In the spirit of classic science fiction, Furtney asks “what if?” and invites us into her thought-experiments. “The Ark” compares skeptics of space exploration to a Roman shrugging off the invention of a grain harvesting machine; “Some Generations” brings a rare warmth to futurism, insisting that even as humanity tinkers with genetics and explores the stars, we’ll remain a flawed, ambitious, quixotic race:

But we are young, just some generations
from the white winds and little, worked stones

of the Pleistocene.
And we have time. At fourteen

billion years, the universe is crisp
and fresh, and we’ve changed down to the grist

and have immensities
of more green time for change. It may be

one of your descendants—deft,
confident, reliable in emotional depth,

able at seventy to learn Chinese
or Navajo in just three weeks,

seriously ill maybe twice
in a two-hundred-year life, spliced

without breaking genes to inhibit,
a little, our recidivist

midbrain conflicts and maladaptive
selfishness; better, then, at love

but incomplete still, like all
the sprawling future…

“The Good” asks us to imagine the trial of a woman charged with murder for opening a vat of genetically engineered “almost-finished tissue” that was supposed to become a new breed of humans destined to colonize a distant, icy planet:

As prosecutor, I’d claim any deed

that levels our spiral staircase or props it
to go nowhere on one world, is the opposite

of good, is a form of murder
of our past as well as our future,

while an act that adds to the molecular good
allows two things: species adulthood

and a destiny worth the name.

Fond of pondering the personal within the cosmic, Furtney leaves the defense to us—with the sly, unsettling reminder that the defendant has two non-hypothetical children of her own.
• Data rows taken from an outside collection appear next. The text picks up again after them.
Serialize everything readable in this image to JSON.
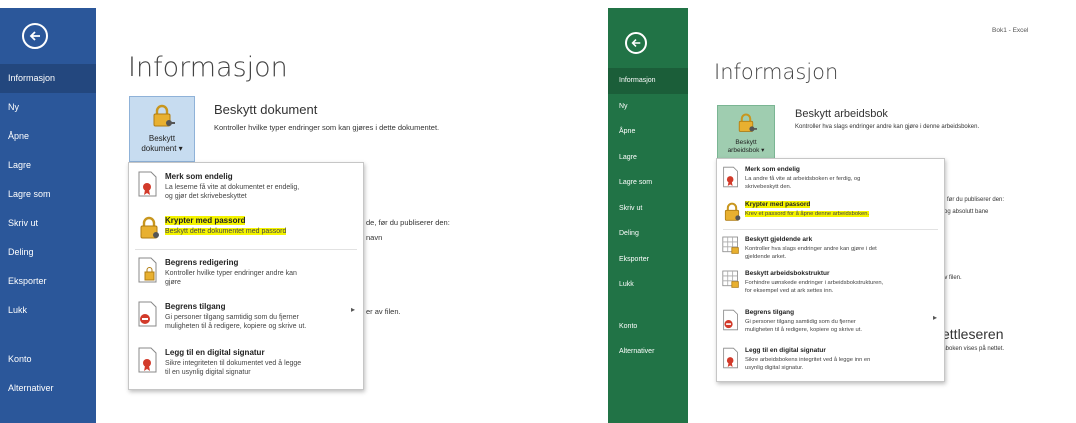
{
  "word": {
    "nav": [
      {
        "label": "Informasjon"
      },
      {
        "label": "Ny"
      },
      {
        "label": "Åpne"
      },
      {
        "label": "Lagre"
      },
      {
        "label": "Lagre som"
      },
      {
        "label": "Skriv ut"
      },
      {
        "label": "Deling"
      },
      {
        "label": "Eksporter"
      },
      {
        "label": "Lukk"
      },
      {
        "label": "Konto"
      },
      {
        "label": "Alternativer"
      }
    ],
    "page_title": "Informasjon",
    "protect": {
      "button_label_1": "Beskytt",
      "button_label_2": "dokument ▾",
      "title": "Beskytt dokument",
      "description": "Kontroller hvilke typer endringer som kan gjøres i dette dokumentet."
    },
    "background": {
      "inspect_text": "de, før du publiserer den:",
      "inspect_sub": "navn",
      "versions_text": "er av filen."
    },
    "menu": [
      {
        "title": "Merk som endelig",
        "desc": "La leserne få vite at dokumentet er endelig,\nog gjør det skrivebeskyttet"
      },
      {
        "title": "Krypter med passord",
        "desc": "Beskytt dette dokumentet med passord"
      },
      {
        "title": "Begrens redigering",
        "desc": "Kontroller hvilke typer endringer andre kan\ngjøre"
      },
      {
        "title": "Begrens tilgang",
        "desc": "Gi personer tilgang samtidig som du fjerner\nmuligheten til å redigere, kopiere og skrive ut."
      },
      {
        "title": "Legg til en digital signatur",
        "desc": "Sikre integriteten til dokumentet ved å legge\ntil en usynlig digital signatur"
      }
    ]
  },
  "excel": {
    "window_title": "Bok1 - Excel",
    "nav": [
      {
        "label": "Informasjon"
      },
      {
        "label": "Ny"
      },
      {
        "label": "Åpne"
      },
      {
        "label": "Lagre"
      },
      {
        "label": "Lagre som"
      },
      {
        "label": "Skriv ut"
      },
      {
        "label": "Deling"
      },
      {
        "label": "Eksporter"
      },
      {
        "label": "Lukk"
      },
      {
        "label": "Konto"
      },
      {
        "label": "Alternativer"
      }
    ],
    "page_title": "Informasjon",
    "protect": {
      "button_label_1": "Beskytt",
      "button_label_2": "arbeidsbok ▾",
      "title": "Beskytt arbeidsbok",
      "description": "Kontroller hva slags endringer andre kan gjøre i denne arbeidsboken."
    },
    "background": {
      "inspect_text": "le, før du publiserer den:",
      "inspect_sub": "n og absolutt bane",
      "versions_text": "av filen.",
      "browser_title": "ettleseren",
      "browser_sub": "tsboken vises på nettet."
    },
    "menu": [
      {
        "title": "Merk som endelig",
        "desc": "La andre få vite at arbeidsboken er ferdig, og\nskrivebeskytt den."
      },
      {
        "title": "Krypter med passord",
        "desc": "Krev et passord for å åpne denne arbeidsboken."
      },
      {
        "title": "Beskytt gjeldende ark",
        "desc": "Kontroller hva slags endringer andre kan gjøre i det\ngjeldende arket."
      },
      {
        "title": "Beskytt arbeidsbokstruktur",
        "desc": "Forhindre uønskede endringer i arbeidsbokstrukturen,\nfor eksempel ved at ark settes inn."
      },
      {
        "title": "Begrens tilgang",
        "desc": "Gi personer tilgang samtidig som du fjerner\nmuligheten til å redigere, kopiere og skrive ut."
      },
      {
        "title": "Legg til en digital signatur",
        "desc": "Sikre arbeidsbokens integritet ved å legge inn en\nusynlig digital signatur."
      }
    ]
  },
  "colors": {
    "word_blue": "#2b579a",
    "excel_green": "#217346",
    "highlight": "#f4f400"
  }
}
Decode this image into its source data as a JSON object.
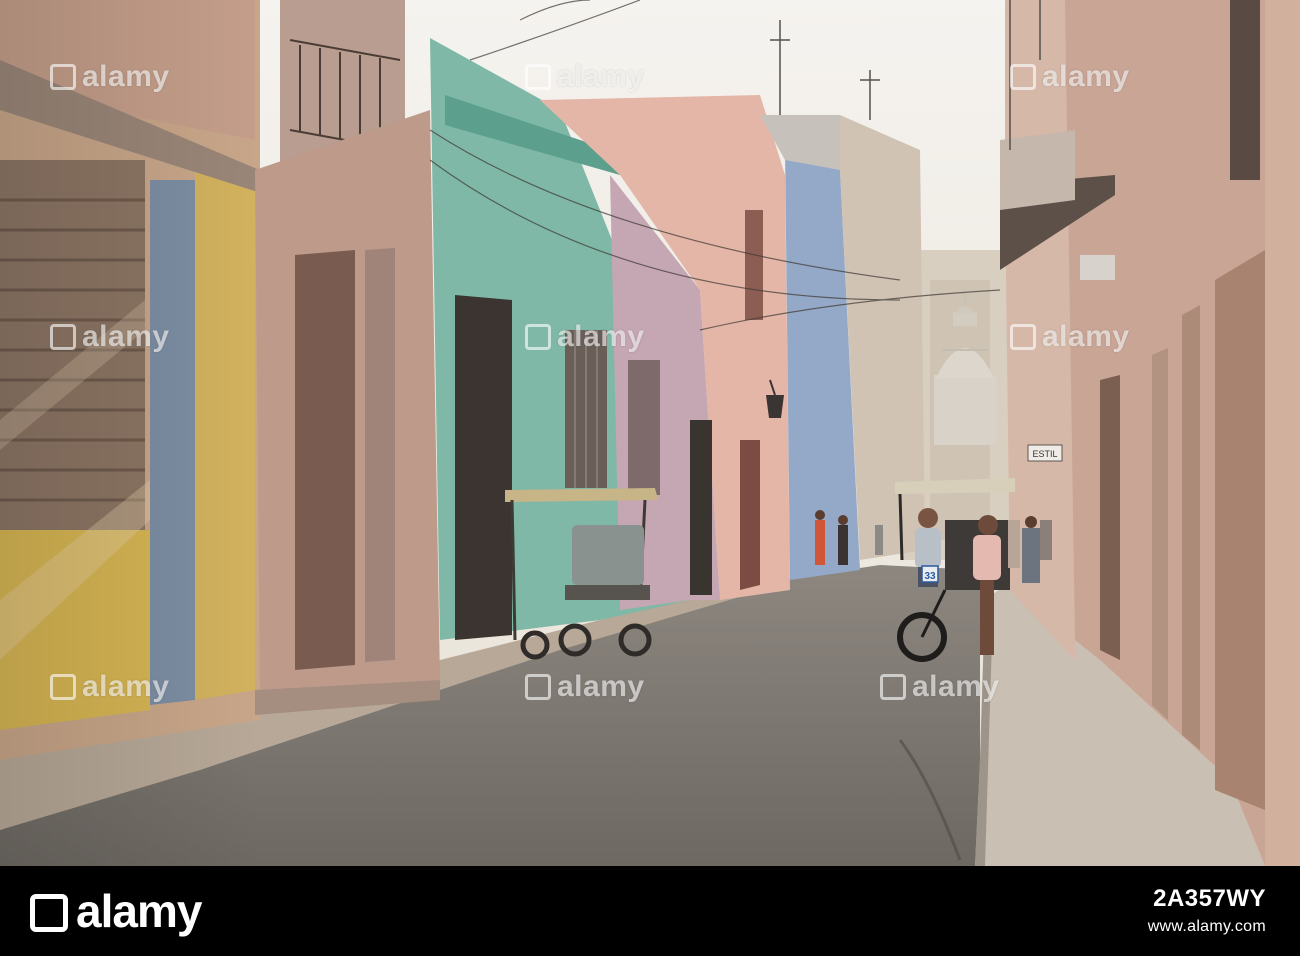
{
  "photo": {
    "description_name": "havana-street-scene",
    "sign_text": "ESTIL",
    "bike_number": "33",
    "watermark_text": "alamy"
  },
  "footer": {
    "brand": "alamy",
    "image_id": "2A357WY",
    "site_url": "www.alamy.com"
  },
  "colors": {
    "footer_bg": "#000000",
    "sky": "#f1eee8",
    "street": "#77716a"
  }
}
There’s unabashed humor in Science And, too. In “Cells,” Furtney wonders, as Philip K. Dick might have before her: What if the chair at a coffee house had a chip that made it sufficiently aware of you to anticipate your order? If it could crack jokes and be civil and entertaining, wouldn’t it be far more pleasant than that ignorant, fussy, scientifically illiterate woman at a local ceramics exhibition?
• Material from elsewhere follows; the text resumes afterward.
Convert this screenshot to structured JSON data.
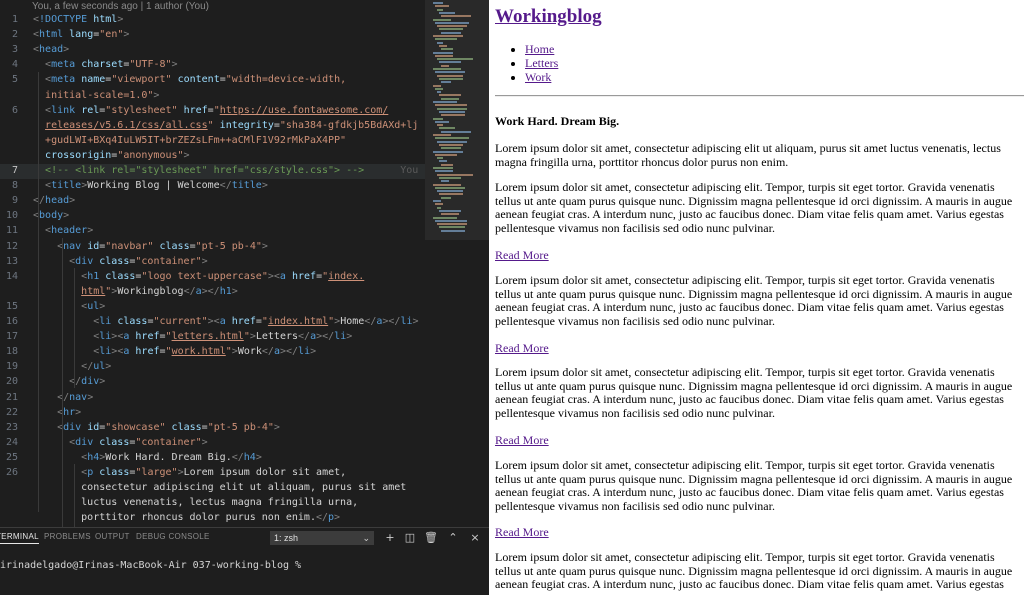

Furtney is the only poet in the world who would use 42 couplets to bring readers on a tour of the Carbinoniferous Period of the Late Paleozoic—and why not? Science And makes clear that poetry can complement illustration, sculpture, prose, and other creative forms in showing us a place where oxygen was one-third of the air and damselflies with three-foot wings alighted near ten-foot ferns. Of course, Furtney is also the only poet who, with stark, unromantic beauty, could imagine lovers united eternally—and literally!—as particles swept up in a supernova:

And one glowing day,
my love, when the sun is blowing away

and a similar if warmer breeze
has begun to rotate its long, slender keys,

we and other blue-star particles
will loosen in our Tinkertoy mesh and travel

into wider space again
—stay close to me, I’ll stay close if I can—

arcing out in ionized light,
freebooting amidst bits of this white

moon, en route to our heirs…

The poems in Science And read like the ghazals of a Martian expat. They’re difficult, intricate, and baffling; they also capture a full spectrum of invisible emotions belied by a cramped term like “science poetry.” Diane Furtney finds delight and solace in thinking, wondering, making connections; in her poetry, we are small, but not insignificant. Through her efforts to craft what she calls a “poetry of reality,” she shares a mystic’s openness to the infinite, and I hope she won’t be taken aback if I suggest that she offers an alternate route to the heavens where mystical poets hope to abide: a universe of amazement, revelation, and truth.